Strangers in Paradox is a stimulating and sometimes aggravating book. Its chapters, divided among five parts, are interrelated essays about deity and humanity; the first two essays are introductory, the next seventeen cumulative, and the last four supplementary. Its authors, a wife-husband team, are specialists in the humanities, Hebrew, and law and are knowledgeable about the popular “alternate voices” in the Sunstone sphere of contemporary Mormonism. The Toscanos modestly affirm that “this is not a systematic theology, nor is it reflective of mainstream Mormon thought” (xi). They successfully accomplish their goal “to be clear and thought-provoking without being strident or dogmatic” (xi). Among the many provocative ideas in what critics may dismiss as simply a brief for giving women the priesthood is this: “Because godhood is the highest and final dimension of priesthood and because godhood is male and female, it follows that priesthood must be male and female as well” (152).

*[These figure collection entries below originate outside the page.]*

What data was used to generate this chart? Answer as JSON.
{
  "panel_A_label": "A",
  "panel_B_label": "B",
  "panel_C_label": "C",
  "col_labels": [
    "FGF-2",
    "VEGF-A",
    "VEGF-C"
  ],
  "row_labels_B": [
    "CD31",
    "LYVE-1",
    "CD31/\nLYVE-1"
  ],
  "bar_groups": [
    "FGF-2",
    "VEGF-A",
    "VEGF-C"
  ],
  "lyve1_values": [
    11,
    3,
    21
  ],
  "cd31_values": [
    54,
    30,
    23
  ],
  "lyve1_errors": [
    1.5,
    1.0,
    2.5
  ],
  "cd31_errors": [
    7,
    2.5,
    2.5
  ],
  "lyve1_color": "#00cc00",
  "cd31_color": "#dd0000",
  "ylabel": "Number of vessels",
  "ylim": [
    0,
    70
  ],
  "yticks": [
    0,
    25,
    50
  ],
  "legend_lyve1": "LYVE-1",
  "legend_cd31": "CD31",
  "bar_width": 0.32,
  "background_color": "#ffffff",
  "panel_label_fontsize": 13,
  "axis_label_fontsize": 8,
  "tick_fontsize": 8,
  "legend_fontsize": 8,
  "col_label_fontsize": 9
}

The intriguing title derives from Joseph Smith’s 1844 assertion that “by proving contraries, truth is made manifest” (1, citing History of the Church 6:428). Accepting a definition of paradox as a statement that seems contradictory but may be true in fact, the Toscanos have written a book to show that “by examining various, even contrary views, new truths may be revealed” (1). Many of the contraries discussed in the book do not qualify semantically as paradoxes, being propositions in conflict (salvation is by grace, not works) rather than internally contradictory propositions (Jesus is God and man). With some exceptions, the authors’ method is to transform “either/or” conflicts between religious ideas into “both/and” amalgams: “It is not in the elimination of extremes that life comes forth, but in their tension and balance, where contraries come into accord” (248). Readers will differ on the plausibility of the results, but they are frequently reminded that individual freedom, one of the book’s central themes, gives them that right. The Toscanos speak only for themselves, and they “reserve the right to change [their] minds, even on fundamentals” (15).